Andrew Graham, chief executive of Graham & Brown, Blackburn-based wallpaper manufacturer with revenues of £87 million
As a 68-year-old, two-family company, we’ve always taken the view that business has to be about long-term investment. We think about building something over ten or twenty years, not just two or three. In that respect, we have a good deal in common with the archetypal German model for mid-sized businesses or “mittelstand”. That philosophy has been credited with powering much of the country’s economic growth in the 20th and 21st centuries.
Because of their ability to take a long-term view, the UK’s mid-sized businesses are more important than ever. It’s been incredibly difficult over the last five or six years because the economy has taken a dive across the board. We don’t yet know how strong the recovery is going to be, but there were times when we didn’t know if there was going to be a recovery at all, so there’s cause for optimism. Many mid-sized businesses like ours will be confident of emerging from the recession with renewed strength.
In my view, the coalition government has done a good job of giving us confidence and sticking to the plan. Like me, the Chancellor George Osborne comes from a family that has built a wallpaper business. I imagine he grew up in a similar environment, living and talking business from a young age. So he must know what they day-to-day reality of it is like.
Right now, consumer confidence is high, but we’re starting from a low base, most of Europe is lagging behind, and it wouldn’t take much to make business people rein in their spending. That’s why we need to invest in growth for a sustained recovery, but we need the policies to encourage that.
When I spoke to him at the International Festival of Business in Liverpool, Trade and Investment Minister Lord Livingstone said that emphasis was being placed on “rebalancing the economy” in favour of sectors such as manufacturing. But this is a structural change that will take a generation. It’s not about forgetting financial services, or the service sector in general, because they are important. But it’s about having a manufacturing policy and investment policies that support growth in the regions and over the long term.
Again, I think we need to take our lead from mid-sized German businesses. They might be a bit more boring, because they take a long-term view and don’t tend to be on the public markets, but they have more influence.
One of the things I’d like to see is more help and incentives for mid-sized companies to train and invest in their staff. There’s plenty of assistance available for startups – and rightly so – but the best mid-market businesses with the potential to grow their people and their companies should be in line to benefit as well.
Export finance is another important area. The government talks about the “global race”, but if we are to compete and be successful in new markets overseas, more should be done. We’re currently developing a business in the Middle East, but it’s politically risky and we really need government-backed credit insurance at a reasonable cost. Tax incentives or capital allowance incentives on investment into products for overseas markets would be welcome too.

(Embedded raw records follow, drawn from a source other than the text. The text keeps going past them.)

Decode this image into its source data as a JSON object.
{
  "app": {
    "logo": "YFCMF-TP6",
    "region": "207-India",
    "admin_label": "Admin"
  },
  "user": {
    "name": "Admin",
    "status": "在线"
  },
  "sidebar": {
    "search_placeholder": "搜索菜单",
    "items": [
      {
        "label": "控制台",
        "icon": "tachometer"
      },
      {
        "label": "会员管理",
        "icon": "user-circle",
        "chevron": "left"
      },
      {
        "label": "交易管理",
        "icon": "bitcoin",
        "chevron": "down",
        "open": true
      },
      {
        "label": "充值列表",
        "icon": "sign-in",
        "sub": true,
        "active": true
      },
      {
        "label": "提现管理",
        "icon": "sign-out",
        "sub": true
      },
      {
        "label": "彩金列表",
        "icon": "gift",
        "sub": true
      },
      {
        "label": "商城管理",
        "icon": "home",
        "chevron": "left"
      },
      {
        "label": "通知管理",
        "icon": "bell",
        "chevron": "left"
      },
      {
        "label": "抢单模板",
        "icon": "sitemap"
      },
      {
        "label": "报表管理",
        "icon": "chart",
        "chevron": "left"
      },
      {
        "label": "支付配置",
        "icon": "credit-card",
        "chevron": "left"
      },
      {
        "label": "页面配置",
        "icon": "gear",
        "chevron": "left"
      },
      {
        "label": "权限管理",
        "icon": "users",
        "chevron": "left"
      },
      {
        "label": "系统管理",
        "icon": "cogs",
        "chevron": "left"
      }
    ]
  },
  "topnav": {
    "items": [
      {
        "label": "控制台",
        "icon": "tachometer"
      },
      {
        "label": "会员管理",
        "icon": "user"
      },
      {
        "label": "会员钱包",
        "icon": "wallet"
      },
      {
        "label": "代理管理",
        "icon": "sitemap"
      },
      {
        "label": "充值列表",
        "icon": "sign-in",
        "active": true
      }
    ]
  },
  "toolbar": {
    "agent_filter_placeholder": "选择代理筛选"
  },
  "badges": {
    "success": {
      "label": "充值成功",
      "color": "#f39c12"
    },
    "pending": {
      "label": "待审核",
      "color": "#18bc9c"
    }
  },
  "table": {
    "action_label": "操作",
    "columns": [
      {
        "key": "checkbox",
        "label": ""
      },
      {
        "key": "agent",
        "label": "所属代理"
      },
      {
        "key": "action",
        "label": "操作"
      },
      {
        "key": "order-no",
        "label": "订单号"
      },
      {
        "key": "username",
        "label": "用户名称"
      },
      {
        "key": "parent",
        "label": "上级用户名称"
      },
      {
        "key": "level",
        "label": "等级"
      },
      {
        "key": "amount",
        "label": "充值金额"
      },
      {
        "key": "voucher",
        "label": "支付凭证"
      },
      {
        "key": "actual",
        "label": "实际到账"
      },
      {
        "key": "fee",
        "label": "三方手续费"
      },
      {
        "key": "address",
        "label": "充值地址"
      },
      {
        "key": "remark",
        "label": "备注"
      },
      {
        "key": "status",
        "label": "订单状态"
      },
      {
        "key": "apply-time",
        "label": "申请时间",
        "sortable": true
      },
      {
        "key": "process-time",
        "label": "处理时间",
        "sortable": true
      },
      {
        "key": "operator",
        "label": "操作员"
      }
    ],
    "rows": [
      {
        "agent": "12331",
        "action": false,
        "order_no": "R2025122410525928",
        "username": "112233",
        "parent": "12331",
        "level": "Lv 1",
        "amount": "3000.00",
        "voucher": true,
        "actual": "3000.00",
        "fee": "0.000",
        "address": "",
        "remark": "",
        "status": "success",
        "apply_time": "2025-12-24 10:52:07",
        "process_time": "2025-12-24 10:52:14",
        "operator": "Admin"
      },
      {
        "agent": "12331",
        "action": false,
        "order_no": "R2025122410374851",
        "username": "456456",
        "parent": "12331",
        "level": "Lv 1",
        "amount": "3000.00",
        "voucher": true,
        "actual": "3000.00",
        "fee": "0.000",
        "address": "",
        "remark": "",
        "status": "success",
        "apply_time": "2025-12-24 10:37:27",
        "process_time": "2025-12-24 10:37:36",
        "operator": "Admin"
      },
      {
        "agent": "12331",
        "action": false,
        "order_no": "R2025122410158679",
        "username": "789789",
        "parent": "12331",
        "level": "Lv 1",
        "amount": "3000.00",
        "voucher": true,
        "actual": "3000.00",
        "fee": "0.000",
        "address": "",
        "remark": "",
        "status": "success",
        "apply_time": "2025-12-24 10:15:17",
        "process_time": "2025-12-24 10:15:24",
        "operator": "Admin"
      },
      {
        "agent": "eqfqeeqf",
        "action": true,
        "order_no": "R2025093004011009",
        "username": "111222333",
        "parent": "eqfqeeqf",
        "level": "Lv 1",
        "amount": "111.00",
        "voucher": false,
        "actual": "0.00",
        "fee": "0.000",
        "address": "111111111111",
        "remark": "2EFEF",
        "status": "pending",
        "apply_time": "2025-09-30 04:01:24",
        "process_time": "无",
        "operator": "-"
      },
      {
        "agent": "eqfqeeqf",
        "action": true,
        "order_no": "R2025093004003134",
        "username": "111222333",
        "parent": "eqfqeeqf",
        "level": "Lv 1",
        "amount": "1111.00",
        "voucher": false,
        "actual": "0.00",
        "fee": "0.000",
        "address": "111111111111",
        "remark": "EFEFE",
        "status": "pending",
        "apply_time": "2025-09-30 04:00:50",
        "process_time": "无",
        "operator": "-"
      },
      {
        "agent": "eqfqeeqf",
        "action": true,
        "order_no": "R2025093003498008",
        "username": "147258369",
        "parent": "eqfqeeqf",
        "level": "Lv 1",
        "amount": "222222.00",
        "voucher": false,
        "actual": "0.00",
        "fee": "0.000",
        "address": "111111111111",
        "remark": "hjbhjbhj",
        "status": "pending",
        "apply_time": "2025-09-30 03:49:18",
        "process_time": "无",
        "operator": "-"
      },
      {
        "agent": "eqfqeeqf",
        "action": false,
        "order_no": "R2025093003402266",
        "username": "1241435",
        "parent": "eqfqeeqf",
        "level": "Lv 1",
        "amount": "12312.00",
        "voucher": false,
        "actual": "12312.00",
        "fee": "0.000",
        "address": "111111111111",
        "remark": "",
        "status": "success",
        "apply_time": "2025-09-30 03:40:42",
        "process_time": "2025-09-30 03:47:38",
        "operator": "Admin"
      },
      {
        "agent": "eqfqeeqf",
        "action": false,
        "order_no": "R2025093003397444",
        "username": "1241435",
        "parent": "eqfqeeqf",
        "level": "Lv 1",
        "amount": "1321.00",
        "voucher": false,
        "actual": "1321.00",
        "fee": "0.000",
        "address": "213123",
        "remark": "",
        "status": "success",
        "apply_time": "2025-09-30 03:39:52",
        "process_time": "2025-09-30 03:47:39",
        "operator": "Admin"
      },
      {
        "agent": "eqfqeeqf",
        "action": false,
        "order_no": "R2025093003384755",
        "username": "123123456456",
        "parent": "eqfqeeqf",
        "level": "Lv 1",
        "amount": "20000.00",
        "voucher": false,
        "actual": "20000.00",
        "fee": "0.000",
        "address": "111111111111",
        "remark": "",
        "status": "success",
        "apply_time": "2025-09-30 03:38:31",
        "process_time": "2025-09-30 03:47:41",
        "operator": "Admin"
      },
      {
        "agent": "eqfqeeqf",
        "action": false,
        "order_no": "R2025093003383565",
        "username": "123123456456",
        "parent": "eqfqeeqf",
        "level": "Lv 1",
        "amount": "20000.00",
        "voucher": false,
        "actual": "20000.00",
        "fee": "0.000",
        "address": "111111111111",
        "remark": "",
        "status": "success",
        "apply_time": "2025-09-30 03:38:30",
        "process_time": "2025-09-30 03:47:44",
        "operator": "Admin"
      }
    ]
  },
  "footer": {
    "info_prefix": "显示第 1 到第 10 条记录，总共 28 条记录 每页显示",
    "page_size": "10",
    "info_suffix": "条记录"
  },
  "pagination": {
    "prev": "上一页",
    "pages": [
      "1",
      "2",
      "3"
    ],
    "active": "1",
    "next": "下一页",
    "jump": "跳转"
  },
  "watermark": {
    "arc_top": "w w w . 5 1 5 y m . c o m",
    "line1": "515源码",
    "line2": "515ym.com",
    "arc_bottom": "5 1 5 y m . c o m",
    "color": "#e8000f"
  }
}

But mid-sized businesses can help themselves. For a couple of years now, we’ve been connecting and collaborating as part of a local business network of around 120 companies. People share ideas, talk and create a business-friendly environment. I think that’s where a lot of the best learning comes from because you see something in your neighbour’s business and you can use it in your own environment. That’s something that all of us in the business community must do more.